We need to launch the kernel using an unsafe block launch!(module.FUNCTION<<BLOCKS (POINTS OF WORK PER THREAD), THREADS, 0, stream>>) and include the device buffers as device pointers and then make sure all work is done before we continue since the kernel launch is async. When the synchronization is done, we want to copy the items out of the buffer back into main memory.

Example…

#[macro_use]
extern crate rustacuda;
 
use rustacuda::prelude::*;
use std::error::Error;
use std::ffi::CString;
 
fn main() -> Result<(), Box<dyn Error>> {
    // Set up the context, load the module, and create a stream to run kernels in.
    rustacuda::init(CudaFlags::empty())?;
    let device = Device::get_device(0)?;
    let _ctx = Context::create_and_push(ContextFlags::MAP_HOST | ContextFlags::SCHED_AUTO, device)?;
 
    let ptx = CString::new(include_str!("../resources/add.ptx"))?;
    let module = Module::load_from_string(&ptx)?;
    let stream = Stream::new(StreamFlags::DEFAULT, None)?;
 
    // Create buffers for data
    let mut in_x = DeviceBuffer::from_slice(&[1.0f32; 10])?;
    let mut in_y = DeviceBuffer::from_slice(&[2.0f32; 10])?;
    let mut out_1 = DeviceBuffer::from_slice(&[0.0f32; 10])?;
 
    // This kernel adds each element in 'in_x' and 'in_y' and writes the result into 'out'.
    unsafe {
        // Launch the kernel with one block of one thread, no dynamic shared memory on 'stream'.
        let result = launch!(module.sum<<<1, 1, 0, stream>>>(
            in_x.as_device_ptr(),
            in_y.as_device_ptr(),
            out_1.as_device_ptr(),
            out_1.len()
        ));
        result?;
    }
 
    // Kernel launches are asynchronous, so we wait for the kernels to finish executing.
    stream.synchronize()?;
 
    // Copy the results back to host memory
    let mut out_host = [0.0f32; 10];
    out_1.copy_to(&mut out_host[0..10])?;
 
    for x in out_host.iter() {
        assert_eq!(3.0 as u32, *x as u32);
    }
 
    println!("Launched kernel successfully.");
    Ok(())
}

Kernel…

extern "C" __constant__ int my_constant = 314;
 
extern "C" __global__ void sum(const float* x, const float* y, float* out, int count) {
    for (int i = blockIdx.x * blockDim.x + threadIdx.x; i < count; i += blockDim.x * gridDim.x) {
        out[i] = x[i] + y[i];
    }
}

CUDA Slower than Parallel CPU

If you notice that using CUDA is slower than parallel CPU bound execution time, figure out where time is spent, if its not on overhead, then we’re not taking advantage of the available hardware.
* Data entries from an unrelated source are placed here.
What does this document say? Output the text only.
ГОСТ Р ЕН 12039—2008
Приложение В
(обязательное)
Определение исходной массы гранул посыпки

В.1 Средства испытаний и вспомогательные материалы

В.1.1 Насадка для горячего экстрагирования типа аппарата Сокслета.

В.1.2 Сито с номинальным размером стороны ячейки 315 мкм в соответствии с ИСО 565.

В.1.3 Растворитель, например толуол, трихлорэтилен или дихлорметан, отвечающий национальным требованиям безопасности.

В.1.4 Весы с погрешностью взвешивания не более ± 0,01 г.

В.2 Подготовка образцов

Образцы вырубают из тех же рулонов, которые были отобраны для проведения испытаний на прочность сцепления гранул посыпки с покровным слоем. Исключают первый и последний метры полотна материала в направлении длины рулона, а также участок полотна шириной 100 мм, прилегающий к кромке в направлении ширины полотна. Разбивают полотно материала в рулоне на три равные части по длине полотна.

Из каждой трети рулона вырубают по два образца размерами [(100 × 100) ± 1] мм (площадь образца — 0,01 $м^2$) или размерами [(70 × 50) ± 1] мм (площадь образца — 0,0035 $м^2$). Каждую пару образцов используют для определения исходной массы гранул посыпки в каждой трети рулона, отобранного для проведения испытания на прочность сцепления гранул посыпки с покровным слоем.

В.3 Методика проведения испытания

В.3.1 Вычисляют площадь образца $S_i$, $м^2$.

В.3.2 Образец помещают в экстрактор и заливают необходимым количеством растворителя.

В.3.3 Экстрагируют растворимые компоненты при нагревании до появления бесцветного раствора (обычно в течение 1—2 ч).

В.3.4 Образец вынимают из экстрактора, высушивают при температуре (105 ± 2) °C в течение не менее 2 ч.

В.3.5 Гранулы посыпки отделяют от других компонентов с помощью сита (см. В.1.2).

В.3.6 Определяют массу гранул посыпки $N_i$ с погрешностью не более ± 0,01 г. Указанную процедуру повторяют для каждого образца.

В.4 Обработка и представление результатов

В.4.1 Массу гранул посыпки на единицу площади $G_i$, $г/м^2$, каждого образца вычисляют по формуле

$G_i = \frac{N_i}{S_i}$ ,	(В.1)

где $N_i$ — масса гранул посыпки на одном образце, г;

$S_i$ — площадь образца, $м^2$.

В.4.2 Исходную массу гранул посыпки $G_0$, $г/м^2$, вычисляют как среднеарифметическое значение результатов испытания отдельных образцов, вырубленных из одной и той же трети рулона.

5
The number of threads per block should always be a multiple of 32 with a maximum of 512. Numbers like 256 and 128 are good ones to start with. Then you need to adjust the grid size: divide the number of points by the threads per block to give the number of grids. Make sure the number of grids divides evenly by 256. The only things you should need to change are inside the angle brackets of the CUDA function invocation.

Also if your indexing strategy relies on blockIdx.x which only works when each work item gets its own block, you need to change code in the kernel. You need a better calculation for the position that we are looking at which is threadIdx.x + blockIdx.x * blockim.x; to calculate the correct offset. We need to account for the size of the block and the thread within the block we are using.

Also note that NVIDIA GeForce gaming GPU’s don’t natively support FP64 (64 floating point types). Stay away from these unless we use data center GPUs.